According to The Daily Mail, this revolutionary orthopedic product has been developed by a start-up named Cast21 and is being touted as a long-awaited update to awkward plaster casts. The innovative alternative is a mesh sleeve that can simply be slipped onto a patient's wrist and filled with liquid resins which harden into shape within minutes. It comes in a range of vibrant colors, which the designers claim would make the healing process "far more pleasant." Speaking to the publication, Cast21's vice president of engineering Veronica Hogg said, "We have this radical notion that you can enjoy your healing experience. You don't need to be restrained from daily activities."

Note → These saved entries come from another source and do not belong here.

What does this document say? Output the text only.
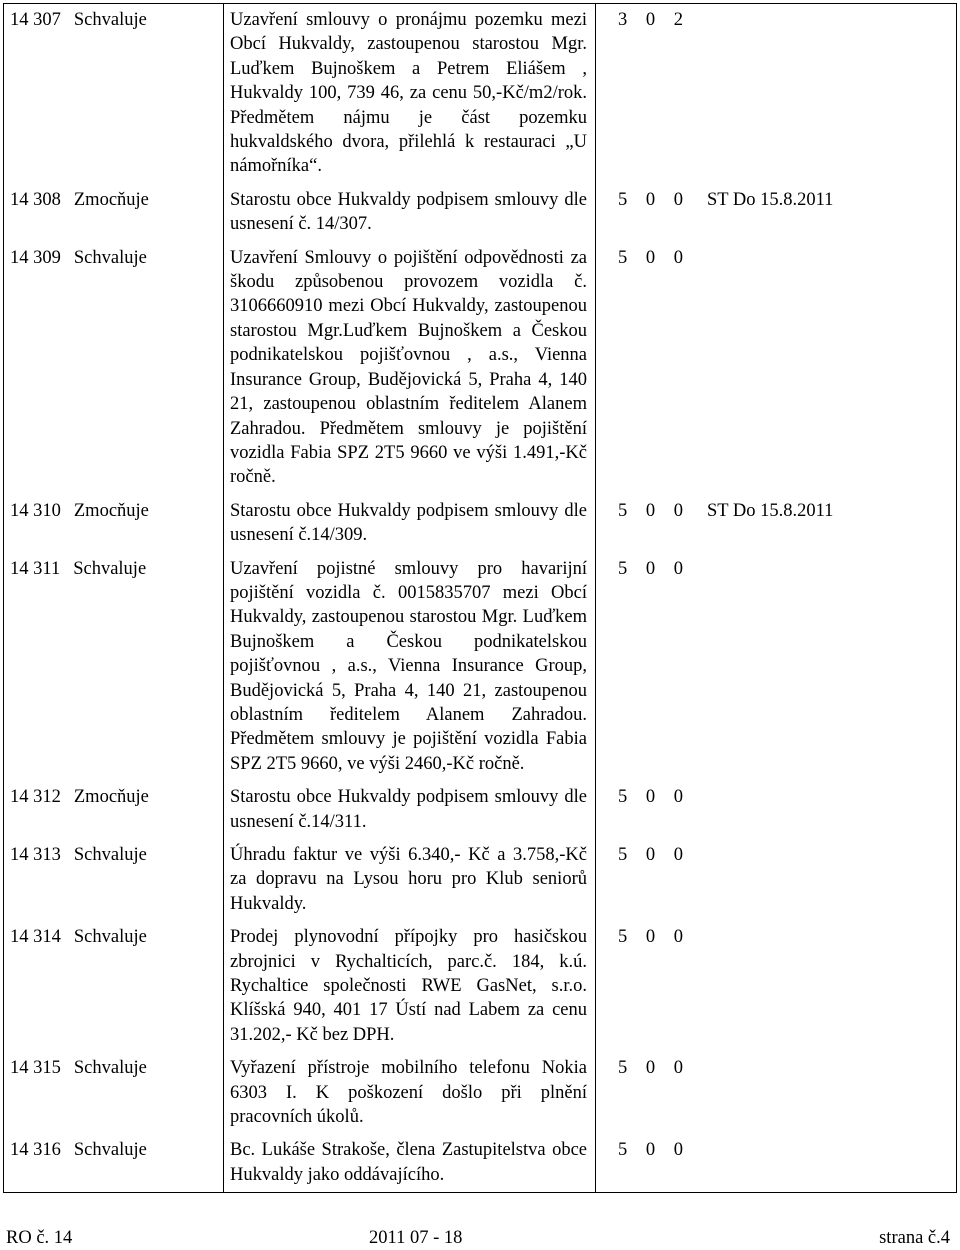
14 307 Schvaluje	Uzavření smlouvy o pronájmu pozemku mezi Obcí Hukvaldy, zastoupenou starostou Mgr. Luďkem Bujnoškem a Petrem Eliášem , Hukvaldy 100, 739 46, za cenu 50,-Kč/m2/rok. Předmětem nájmu je část pozemku hukvaldského dvora, přilehlá k restauraci „U námořníka“.	3 0 2

14 308 Zmocňuje	Starostu obce Hukvaldy podpisem smlouvy dle usnesení č. 14/307.	5 0 0 ST Do 15.8.2011

14 309 Schvaluje	Uzavření Smlouvy o pojištění odpovědnosti za škodu způsobenou provozem vozidla č. 3106660910 mezi Obcí Hukvaldy, zastoupenou starostou Mgr.Luďkem Bujnoškem a Českou podnikatelskou pojišťovnou , a.s., Vienna Insurance Group, Budějovická 5, Praha 4, 140 21, zastoupenou oblastním ředitelem Alanem Zahradou. Předmětem smlouvy je pojištění vozidla Fabia SPZ 2T5 9660 ve výši 1.491,-Kč ročně.	5 0 0

14 310 Zmocňuje	Starostu obce Hukvaldy podpisem smlouvy dle usnesení č.14/309.	5 0 0 ST Do 15.8.2011

14 311 Schvaluje	Uzavření pojistné smlouvy pro havarijní pojištění vozidla č. 0015835707 mezi Obcí Hukvaldy, zastoupenou starostou Mgr. Luďkem Bujnoškem a Českou podnikatelskou pojišťovnou , a.s., Vienna Insurance Group, Budějovická 5, Praha 4, 140 21, zastoupenou oblastním ředitelem Alanem Zahradou. Předmětem smlouvy je pojištění vozidla Fabia SPZ 2T5 9660, ve výši 2460,-Kč ročně.	5 0 0

14 312 Zmocňuje	Starostu obce Hukvaldy podpisem smlouvy dle usnesení č.14/311.	5 0 0

14 313 Schvaluje	Úhradu faktur ve výši 6.340,- Kč a 3.758,-Kč za dopravu na Lysou horu pro Klub seniorů Hukvaldy.	5 0 0

14 314 Schvaluje	Prodej plynovodní přípojky pro hasičskou zbrojnici v Rychalticích, parc.č. 184, k.ú. Rychaltice společnosti RWE GasNet, s.r.o. Klíšská 940, 401 17 Ústí nad Labem za cenu 31.202,- Kč bez DPH.	5 0 0

14 315 Schvaluje	Vyřazení přístroje mobilního telefonu Nokia 6303 I. K poškození došlo při plnění pracovních úkolů.	5 0 0

14 316 Schvaluje	Bc. Lukáše Strakoše, člena Zastupitelstva obce Hukvaldy jako oddávajícího.	5 0 0
RO č. 14	2011 07 - 18	strana č.4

With Cast21, the messy and time-consuming process of cast setting is reduced to a less-than-ten minute procedure. As for how one would go about getting one of these stylish casts, the physician starts by measuring the damaged limb with a flexible measuring tape. After selecting the correct size for the patient, they slide a flexible, slightly padded sleeve onto the individual's arm. The physician then mixes a duo of patented liquid resins and pours the mix into the empty sleeve using a valved nozzle.


Once the sleeve is full, it takes about three minutes for the liquid to turn into a malleable gel, after which the doctor molds the product to fit the patient's limb. You then wait five to seven more minutes for it to completely harden. If the easy cast setting process and the stylish yet functional design aren't impressive enough, perhaps the fact that you won't have to face a circular saw to get it off might do the trick. "The majority of fractures happen in children, adolescents and the elderly. Those saws are very loud and all this debris flies off and it's very messy, it can be extremely frightening. The cast saw also presents a risk of burns to the patient," said Hogg.


"Our product does not require that at all. It's designed so that a physician can take clinical shears, snip through the tabs and pull it open easily. It was designed to completely eliminate the use of a cast saw and make the healing process far more pleasant for the patient," she added. Speaking of the setting process, Hogg revealed that there is no pain associated with the device's hardening. Moreover, the exothermic heat produced as it hardens could even be beneficial. "It feels soothing. It reaches about the same temperature as a hot tub," she said.


"Another bonus is that no electricity or water is needed to apply our cast, so it's very portable. It has the potential for use in the military and for at-home first aid. I'm from Colorado and I like to go hiking, the equipment needed to administer our cast is so small and lightweight that hikers and climbers could carry it with them in their backpacks," Hogg added. Unfortunately, Cast21's innovative product isn't available to the public yet. As of now, the company only has a forearm model designed in a medium-size and hopes to expand their sizing and create casts for the lower legs in the near future.


"The idea is to prove that this technology works right now, we are past the prototype stage and have a fully functioning model in place for the forearm. We hope this technology can span across the entire body. We are looking forward to having a lower limb model for ankle fractures soon. With the technology, we can also do a longer arm model or a model that goes up to the fingers as well," said Hogg. As for how much it would cost, she revealed that the aim is to make it as accessible as possible. "We want it to be competitive, and reachable to a large population. We don't want this to be a luxury product. We are still conducting research in price sensitivity, and the final cost to the patients will be depending on their insurance and doctor," she said.